Now let us leave the world of fiction and look at this with more calm and collectedness. It was quite clever of him to tap out to lull me into a false sense of security. It was my mistake; I should have taken a closer look at what was on the board, or should have done the maths to figure out what blocking I needed to do to survive this. The clock wasn’t running anymore, so I could take my time. I can’t blame anyone but myself for losing to an onboard trick, even if it’s not so much a trick as a crime against humanity.

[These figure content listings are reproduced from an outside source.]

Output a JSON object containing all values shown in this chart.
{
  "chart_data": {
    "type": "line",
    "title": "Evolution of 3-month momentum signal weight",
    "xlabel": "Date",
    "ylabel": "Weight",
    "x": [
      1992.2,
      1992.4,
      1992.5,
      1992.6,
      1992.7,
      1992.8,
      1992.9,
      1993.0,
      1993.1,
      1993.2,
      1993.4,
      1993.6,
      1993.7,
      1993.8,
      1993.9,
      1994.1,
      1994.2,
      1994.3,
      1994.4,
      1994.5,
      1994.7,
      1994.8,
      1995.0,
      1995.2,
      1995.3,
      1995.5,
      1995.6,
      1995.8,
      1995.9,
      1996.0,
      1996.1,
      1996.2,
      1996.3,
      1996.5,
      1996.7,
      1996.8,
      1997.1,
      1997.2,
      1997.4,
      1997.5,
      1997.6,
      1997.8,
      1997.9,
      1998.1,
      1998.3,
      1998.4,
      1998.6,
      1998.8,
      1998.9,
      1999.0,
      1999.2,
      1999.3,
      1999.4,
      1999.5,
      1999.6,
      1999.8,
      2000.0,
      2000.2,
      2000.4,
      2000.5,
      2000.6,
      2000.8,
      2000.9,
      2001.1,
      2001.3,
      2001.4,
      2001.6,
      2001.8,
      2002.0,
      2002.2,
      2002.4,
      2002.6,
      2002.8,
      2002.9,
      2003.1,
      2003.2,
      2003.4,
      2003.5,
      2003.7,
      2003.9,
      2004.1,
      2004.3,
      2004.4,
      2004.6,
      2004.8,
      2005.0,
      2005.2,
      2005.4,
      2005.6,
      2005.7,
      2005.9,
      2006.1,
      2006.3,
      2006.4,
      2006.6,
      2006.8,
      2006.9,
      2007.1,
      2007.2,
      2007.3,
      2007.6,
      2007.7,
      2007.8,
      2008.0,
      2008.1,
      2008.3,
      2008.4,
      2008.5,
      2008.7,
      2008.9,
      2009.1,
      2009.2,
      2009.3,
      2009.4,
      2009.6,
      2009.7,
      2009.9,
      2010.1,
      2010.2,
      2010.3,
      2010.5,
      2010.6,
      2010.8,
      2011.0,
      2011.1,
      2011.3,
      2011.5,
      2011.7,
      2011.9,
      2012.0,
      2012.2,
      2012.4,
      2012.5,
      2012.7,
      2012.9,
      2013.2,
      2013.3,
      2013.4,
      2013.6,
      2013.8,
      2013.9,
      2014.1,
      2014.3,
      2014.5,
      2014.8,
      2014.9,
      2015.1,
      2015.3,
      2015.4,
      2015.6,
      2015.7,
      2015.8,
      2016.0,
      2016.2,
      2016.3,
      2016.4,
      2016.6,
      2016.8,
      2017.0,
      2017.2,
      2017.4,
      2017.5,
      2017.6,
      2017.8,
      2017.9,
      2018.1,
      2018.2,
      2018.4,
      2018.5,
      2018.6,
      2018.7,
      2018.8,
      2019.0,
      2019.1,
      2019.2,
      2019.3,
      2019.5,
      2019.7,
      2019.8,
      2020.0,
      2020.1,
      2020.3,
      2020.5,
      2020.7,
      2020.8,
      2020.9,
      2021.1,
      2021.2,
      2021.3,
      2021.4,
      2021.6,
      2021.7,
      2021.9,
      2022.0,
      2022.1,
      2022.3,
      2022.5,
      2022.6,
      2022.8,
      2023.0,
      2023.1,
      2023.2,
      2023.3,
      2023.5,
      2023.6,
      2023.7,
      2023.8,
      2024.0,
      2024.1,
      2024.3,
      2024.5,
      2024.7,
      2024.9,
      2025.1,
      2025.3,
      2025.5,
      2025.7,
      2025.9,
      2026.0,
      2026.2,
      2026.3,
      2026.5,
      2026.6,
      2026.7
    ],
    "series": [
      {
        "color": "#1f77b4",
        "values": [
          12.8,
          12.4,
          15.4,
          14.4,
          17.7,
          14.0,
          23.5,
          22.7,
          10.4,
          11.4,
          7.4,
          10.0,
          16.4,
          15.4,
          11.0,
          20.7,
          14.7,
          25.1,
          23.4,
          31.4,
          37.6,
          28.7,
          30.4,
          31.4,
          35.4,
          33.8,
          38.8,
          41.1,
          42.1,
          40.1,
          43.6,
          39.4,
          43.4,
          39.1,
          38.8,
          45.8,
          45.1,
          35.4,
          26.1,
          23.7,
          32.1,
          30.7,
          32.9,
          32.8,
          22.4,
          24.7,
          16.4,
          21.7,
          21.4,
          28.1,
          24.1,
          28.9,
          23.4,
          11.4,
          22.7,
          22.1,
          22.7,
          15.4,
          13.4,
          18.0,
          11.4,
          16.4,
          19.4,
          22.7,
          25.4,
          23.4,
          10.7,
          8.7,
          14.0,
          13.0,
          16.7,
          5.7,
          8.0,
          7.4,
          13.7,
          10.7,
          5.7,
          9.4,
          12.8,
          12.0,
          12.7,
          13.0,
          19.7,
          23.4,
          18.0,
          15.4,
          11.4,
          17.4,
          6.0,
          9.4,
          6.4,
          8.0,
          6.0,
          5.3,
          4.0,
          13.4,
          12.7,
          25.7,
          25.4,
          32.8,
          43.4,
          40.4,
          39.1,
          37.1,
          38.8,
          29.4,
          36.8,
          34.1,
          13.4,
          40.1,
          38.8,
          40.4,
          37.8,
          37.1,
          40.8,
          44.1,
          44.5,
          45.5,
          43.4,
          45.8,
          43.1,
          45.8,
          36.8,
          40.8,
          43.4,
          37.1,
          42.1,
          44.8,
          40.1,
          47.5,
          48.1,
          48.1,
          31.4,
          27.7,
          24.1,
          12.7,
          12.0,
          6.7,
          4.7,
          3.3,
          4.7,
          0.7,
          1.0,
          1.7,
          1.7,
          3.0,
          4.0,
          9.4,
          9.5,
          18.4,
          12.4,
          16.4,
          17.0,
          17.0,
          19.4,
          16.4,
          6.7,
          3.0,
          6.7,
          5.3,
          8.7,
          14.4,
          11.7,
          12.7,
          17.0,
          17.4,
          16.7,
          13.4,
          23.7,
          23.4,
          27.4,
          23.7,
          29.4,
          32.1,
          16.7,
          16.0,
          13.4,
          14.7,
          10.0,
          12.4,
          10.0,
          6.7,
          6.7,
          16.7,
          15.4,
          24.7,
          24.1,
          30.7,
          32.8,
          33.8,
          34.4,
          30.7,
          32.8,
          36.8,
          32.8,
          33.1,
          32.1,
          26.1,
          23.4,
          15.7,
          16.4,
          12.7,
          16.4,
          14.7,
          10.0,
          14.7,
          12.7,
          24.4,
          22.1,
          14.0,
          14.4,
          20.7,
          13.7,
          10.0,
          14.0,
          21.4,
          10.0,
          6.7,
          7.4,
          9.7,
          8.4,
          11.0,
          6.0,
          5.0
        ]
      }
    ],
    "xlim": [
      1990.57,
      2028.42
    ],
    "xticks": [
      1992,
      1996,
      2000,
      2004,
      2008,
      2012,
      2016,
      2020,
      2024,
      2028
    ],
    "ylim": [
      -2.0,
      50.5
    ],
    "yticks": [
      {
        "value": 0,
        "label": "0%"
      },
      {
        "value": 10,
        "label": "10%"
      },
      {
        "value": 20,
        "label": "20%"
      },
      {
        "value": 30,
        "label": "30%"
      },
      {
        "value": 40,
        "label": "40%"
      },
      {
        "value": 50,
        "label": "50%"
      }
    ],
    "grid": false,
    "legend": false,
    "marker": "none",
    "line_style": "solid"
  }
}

I then watched the Top 8 draft, following Mike Major and Graham Ribchester who both drafted B/W sitting next to each other. They both made the semi-finals, which I guess is a testament to the power of these colors, or maybe a testament to the power of these players. Right next to them Jeremy Duck was the only Green drafter at the table, and predictably his deck turned out ridiculous, though it fell in the finals to Tom Harle’s U/R spliciness.

In the quarterfinals I witnessed the following incident: Tom was playing Neil Rigby and tried to kill his Innocence Kami by splicing a Torrent of Stone onto a Peer Through Depths, Neil responded by sacrificing his Moonlit Strider to give the Kami Protection from Red. This of course doesn’t save it, as it was being burnt by a Blue spell. Remember kids, spliced spells give up their characteristics and take on those of the vessel. Neil said he’s played shedloads on MODO since CoK came out and never had this situation come up, but it’s still good to keep it in mind.

As a final thought, even if he never drew the Jitte against me, Mark still beat me in part thanks to its power. I’m sure he would never have not splashed and played such rubbish as Takeno’s Cavalry if he hadn’t had such powerful bombs! That’s how good the Jitte is, it beats people without even showing up personally to deliver the beats.